So last night’s Alison Bechdel reading was way cool. After going to so many poetry readings (and admittedly having a somewhat biased attitude against graphic novels before Bechdel’s book), I wasn’t quite sure what to expect from a graphic novel reading. What, I thought, are they going to put the panels up on a projection screen, and she’ll read along to them? Well, yes. That’s exactly what happened.
Bechdel was introduced by some Rutgers Ph.D. blah-blah-blah who works for the Village Voice or something. I’m sure she’s perfectly nice and respectable and talented, but her intro was way too long – I wanted to see Bechdel, not some Rutgers alumnus muckety-muck.
Anyway, Bechdel took the podium and started the reading by giving a sort of introductory lecture on her initial fascination with comics and drawing, and how that translated into this career she has now. She talked about the strong connection she felt to the work of Charles Addams (creator of the Addams Family), both because her house resembled the Addams’ house, with very ornate and complicated decor, and also because the truth in Addams’ cartoons didn’t quite match up to how it appeared – and Bechdel felt the same could be said about her own home life. She even showed, at some point, how she wanted to use a panel of Addams’ in her book – but instead of just inserting the original Addams panel, she painstakingly recreated it by hand.

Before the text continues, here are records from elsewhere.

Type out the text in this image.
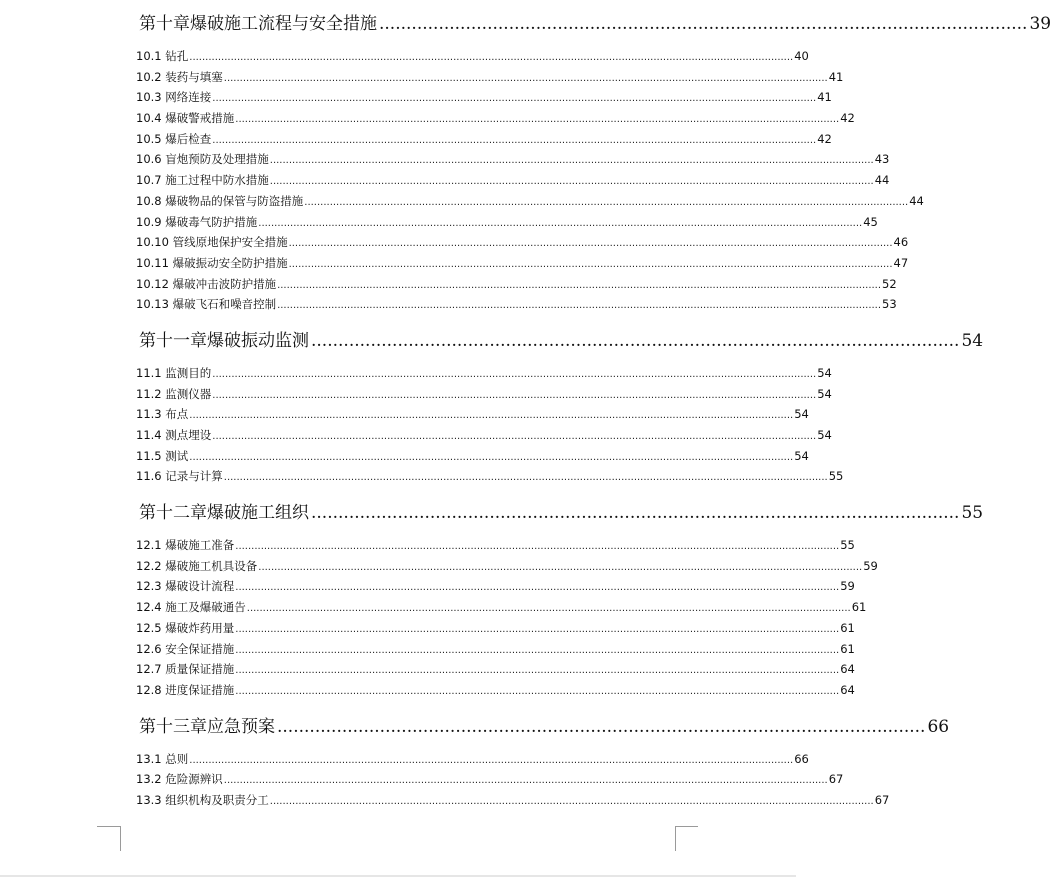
第十章 爆破施工流程与安全措施 ........................................................................................................................ 39
10.1 钻孔 .............................................................................................................................................................................................. 40
10.2 装药与填塞 .............................................................................................................................................................................................. 41
10.3 网络连接 .............................................................................................................................................................................................. 41
10.4 爆破警戒措施 .............................................................................................................................................................................................. 42
10.5 爆后检查 .............................................................................................................................................................................................. 42
10.6 盲炮预防及处理措施 .............................................................................................................................................................................................. 43
10.7 施工过程中防水措施 .............................................................................................................................................................................................. 44
10.8 爆破物品的保管与防盗措施 .............................................................................................................................................................................................. 44
10.9 爆破毒气防护措施 .............................................................................................................................................................................................. 45
10.10 管线原地保护安全措施 .............................................................................................................................................................................................. 46
10.11 爆破振动安全防护措施 .............................................................................................................................................................................................. 47
10.12 爆破冲击波防护措施 .............................................................................................................................................................................................. 52
10.13 爆破飞石和噪音控制 .............................................................................................................................................................................................. 53
第十一章 爆破振动监测 ........................................................................................................................ 54
11.1 监测目的 .............................................................................................................................................................................................. 54
11.2 监测仪器 .............................................................................................................................................................................................. 54
11.3 布点 .............................................................................................................................................................................................. 54
11.4 测点埋设 .............................................................................................................................................................................................. 54
11.5 测试 .............................................................................................................................................................................................. 54
11.6 记录与计算 .............................................................................................................................................................................................. 55
第十二章 爆破施工组织 ........................................................................................................................ 55
12.1 爆破施工准备 .............................................................................................................................................................................................. 55
12.2 爆破施工机具设备 .............................................................................................................................................................................................. 59
12.3 爆破设计流程 .............................................................................................................................................................................................. 59
12.4 施工及爆破通告 .............................................................................................................................................................................................. 61
12.5 爆破炸药用量 .............................................................................................................................................................................................. 61
12.6 安全保证措施 .............................................................................................................................................................................................. 61
12.7 质量保证措施 .............................................................................................................................................................................................. 64
12.8 进度保证措施 .............................................................................................................................................................................................. 64
第十三章 应急预案 ........................................................................................................................ 66
13.1 总则 .............................................................................................................................................................................................. 66
13.2 危险源辨识 .............................................................................................................................................................................................. 67
13.3 组织机构及职责分工 .............................................................................................................................................................................................. 67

After the introduction, Bechdel read the first chapter of Fun Home. Something about the meeting of Bechdel’s voice and her art on the screen was mesmerizing: the audience was absolutely silent for the entire reading of Chapter 1. The reading managed to give the novel a whole new dimension, and I was totally entranced in the story all over again. I’d forgotten how carefully (and how artfully) Bechdel had managed to weave the narrative of her own life with the narrative of famous literature – the first chapter of Fun Home focuses on the familiar story of Icarus and Daedalus, where her father is both Daedalus (so focused on his own passion that he is unaffected by the suffering of others) and minotaur (ferocious and unpredictable).
After the reading from the book, Bechdel showed some slides (and a brief move) demonstrating the technical aspect of her creative process: the actual steps to drawing and shading a panel, creating the novel, etc.
Bechdel was charming, self-deprecating, and candid. It was an amazing experience to hear her last night. I’m glad I got over that whole “comics are for nerds” phobia I had, because this book was truly awesome.
Rick Rottman, over at BentCorner, has blogged before about the idea of feminists reacting to events in the world of comics (When Fangirls Attack is a website compiling articles on gender politics in comics), which leads me to wonder: how well balanced is gender in the comic industry? How are women represented? The old stereotype, of course, is that consumers and readers of comics are nerdy, lonely adolescent boys who can’t get laid and so they play D&D, read comics, and use the women depicted in the comics as fuel for their fantasies. I haven’t ever read or heard much about women being into comics, women creating them, etc. And having seen only a small amount of the artwork involved in what I considered standard comic fare, the sex appeal of women was definitely played up.
Of course, I’ve never delved too deeply into any of these subjects because – I’m totally game to admit this – I was a genre snob. I totally believed that good literature simply couldn’t exist in the comic package, and I was perfectly content to dismiss the entire genre on the basis of my unresearched, uneducated opinions.
So maybe it’s fitting that it was a lesbian (who appears to be a feminist) taking liberties with famous literature that first destroyed my perceptions of what comics are and can be. And the mainstream press was all over this one too: New York Times, Los Angeles Times, San Francisco Chronicle, Boston Globe, Washington Post, Entertainment Weekly, USA Today, Time – the list of outlets praising Bechdel’s novel goes on and on. Maybe it’s because Bechdel’s pairing of the comic form with her memoir content is easily accessible to most people: there’s no suspension of disbelief required, no need to understand fantasy or alternate realities or superheroes. Does this make the genre easier to handle? To interact with? Maybe it’s the familiar literature that she braids into her own life: Greek mythology, Fitzgerald, Camus – these are names lit snobs like myself know and love.
I’m not sure how the comic industry received Fun Home – perhaps the reception wasn’t quite so warm. But it’s interesting that a gay woman brings some positive mainstream media attention to an industry that can often be perceived as potentially sexist (even misogynistic at times).